2. When we change the terms in the hypotheses that sound opposite to a term in the premises ("shade" for "sun" and "cat" for "dog"), we still observe the same mistake:

In [10]:
premise = "Two men sitting in the sun"
hypothesis = "Nobody is sitting in a chair"
label = "Neutral"
predict_example(model, premise, hypothesis, label)

Premise: "Two men sitting in the sun"
Hypothesis: "Nobody is sitting in a chair"
Correct label: Neutral
The model predicts: Contradiction


In [11]:
premise = "A man is walking a dog"
hypothesis = "No tree is outside"
label = "Neutral"
predict_example(model, premise, hypothesis, label)

Premise: "A man is walking a dog"
Hypothesis: "No tree is outside"
Correct label: Neutral
The model predicts: Contradiction


3. When we apply both adaptations at the same time, the model gets it right:

In [12]:
premise = "Two men sitting in the sun"
hypothesis = "Somebody is sitting in a chair"
label = "Neutral"
predict_example(model, premise, hypothesis, label)

Premise: "Two men sitting in the sun"
Hypothesis: "Somebody is sitting in a chair"
Correct label: Neutral
The model predicts: Neutral


In [13]:
premise = "A man is walking a dog"
hypothesis = "A cloud is outside"
label = "Neutral"
predict_example(model, premise, hypothesis, label)

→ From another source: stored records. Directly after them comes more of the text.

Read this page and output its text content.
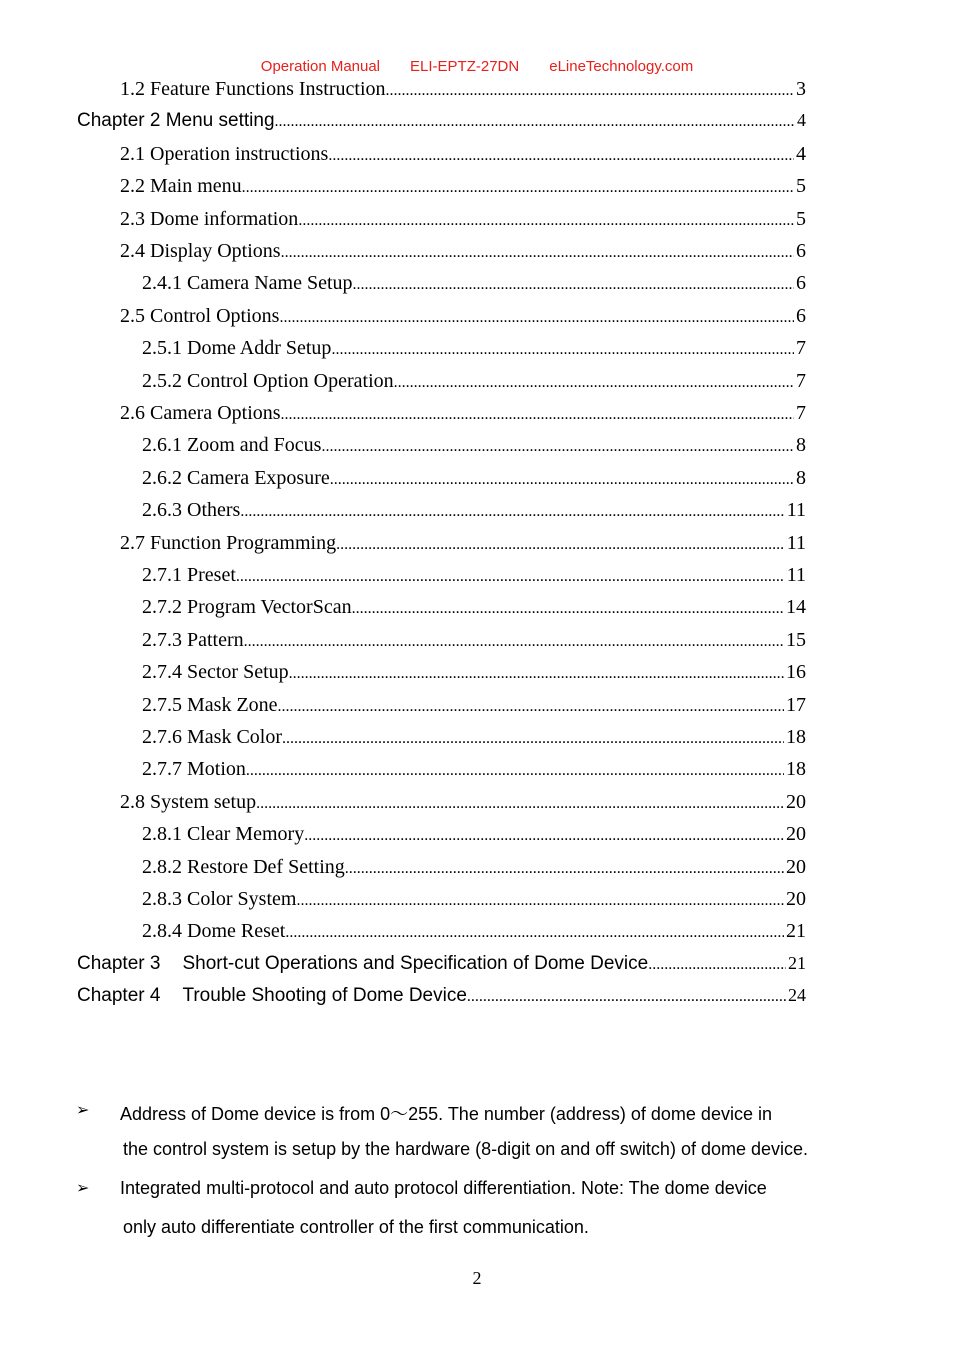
Operation Manual ELI-EPTZ-27DN eLineTechnology.com
1.2 Feature Functions Instruction .....	3
Chapter 2 Menu setting .....	4
2.1 Operation instructions .....	4
2.2 Main menu .....	5
2.3 Dome information .....	5
2.4 Display Options .....	6
2.4.1 Camera Name Setup .....	6
2.5 Control Options .....	6
2.5.1 Dome Addr Setup .....	7
2.5.2 Control Option Operation .....	7
2.6 Camera Options .....	7
2.6.1 Zoom and Focus .....	8
2.6.2 Camera Exposure .....	8
2.6.3 Others .....	11
2.7 Function Programming .....	11
2.7.1 Preset .....	11
2.7.2 Program VectorScan .....	14
2.7.3 Pattern .....	15
2.7.4 Sector Setup .....	16
2.7.5 Mask Zone .....	17
2.7.6 Mask Color .....	18
2.7.7 Motion .....	18
2.8 System setup .....	20
2.8.1 Clear Memory .....	20
2.8.2 Restore Def Setting .....	20
2.8.3 Color System .....	20
2.8.4 Dome Reset .....	21
Chapter 3 Short-cut Operations and Specification of Dome Device .....	21
Chapter 4 Trouble Shooting of Dome Device .....	24
➢ Address of Dome device is from 0～255. The number (address) of dome device in
the control system is setup by the hardware (8-digit on and off switch) of dome device.
➢ Integrated multi-protocol and auto protocol differentiation. Note: The dome device
only auto differentiate controller of the first communication.
2
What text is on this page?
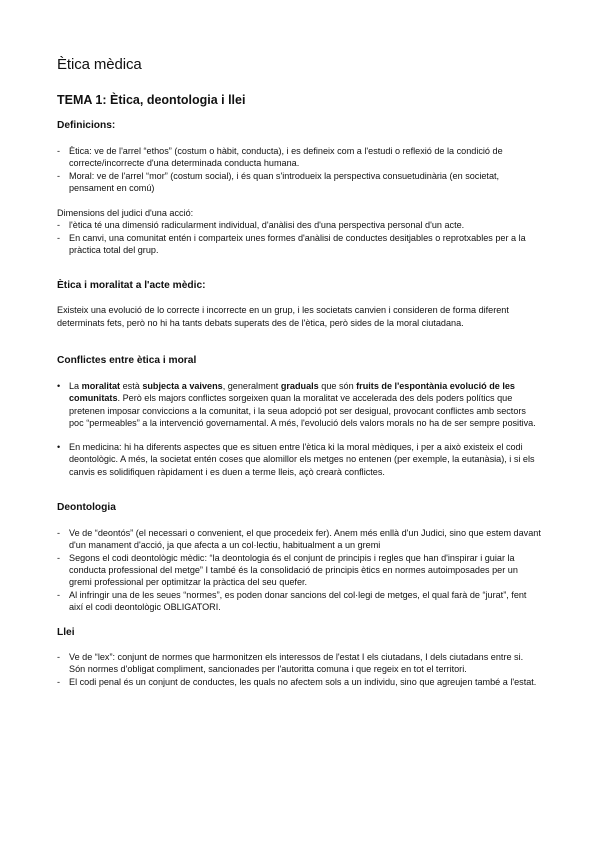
Ètica mèdica
TEMA 1: Ètica, deontologia i llei
Definicions:
- Ètica: ve de l'arrel “ethos” (costum o hàbit, conducta), i es defineix com a l'estudi o reflexió de la condició de correcte/incorrecte d'una determinada conducta humana.
- Moral: ve de l'arrel “mor” (costum social), i és quan s'introdueix la perspectiva consuetudinària (en societat, pensament en comú)

Dimensions del judici d'una acció:

- l'ètica té una dimensió radicularment individual, d'anàlisi des d'una perspectiva personal d'un acte.
- En canvi, una comunitat entén i comparteix unes formes d'anàlisi de conductes desitjables o reprotxables per a la pràctica total del grup.
Ètica i moralitat a l'acte mèdic:

Existeix una evolució de lo correcte i incorrecte en un grup, i les societats canvien i consideren de forma diferent determinats fets, però no hi ha tants debats superats des de l'ètica, però sides de la moral ciutadana.

Conflictes entre ètica i moral
• La moralitat està subjecta a vaivens, generalment graduals que són fruits de l'espontània evolució de les comunitats. Però els majors conflictes sorgeixen quan la moralitat ve accelerada des dels poders polítics que pretenen imposar conviccions a la comunitat, i la seua adopció pot ser desigual, provocant conflictes amb sectors poc “permeables” a la intervenció governamental. A més, l'evolució dels valors morals no ha de ser sempre positiva.
• En medicina: hi ha diferents aspectes que es situen entre l'ètica ki la moral mèdiques, i per a això existeix el codi deontològic. A més, la societat entén coses que alomillor els metges no entenen (per exemple, la eutanàsia), i si els canvis es solidifiquen ràpidament i es duen a terme lleis, açò crearà conflictes.
Deontologia
- Ve de “deontós” (el necessari o convenient, el que procedeix fer). Anem més enllà d'un Judici, sino que estem davant d'un manament d'acció, ja que afecta a un col·lectiu, habitualment a un gremi
- Segons el codi deontològic mèdic: “la deontologia és el conjunt de principis i regles que han d'inspirar i guiar la conducta professional del metge” I també és la consolidació de principis ètics en normes autoimposades per un gremi professional per optimitzar la pràctica del seu quefer.
- Al infringir una de les seues “normes”, es poden donar sancions del col·legi de metges, el qual farà de “jurat”, fent així el codi deontològic OBLIGATORI.
Llei
- Ve de “lex”: conjunt de normes que harmonitzen els interessos de l'estat I els ciutadans, I dels ciutadans entre si. Són normes d'obligat compliment, sancionades per l'autoritta comuna i que regeix en tot el territori.
- El codi penal és un conjunt de conductes, les quals no afectem sols a un individu, sino que agreujen també a l'estat.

Premise: "A man is walking a dog"
Hypothesis: "A cloud is outside"
Correct label: Neutral
The model predicts: Neutral


### Conclusion of qualitative analysis
Our conclusion from these examples is that while the model does perform well on simple examples, as further supported by the quantitative results, the model can easily be fooled. We have gathered sporadic evidence that the model is particularly susceptive to giving wrong predictions when negations and opposing words are involved.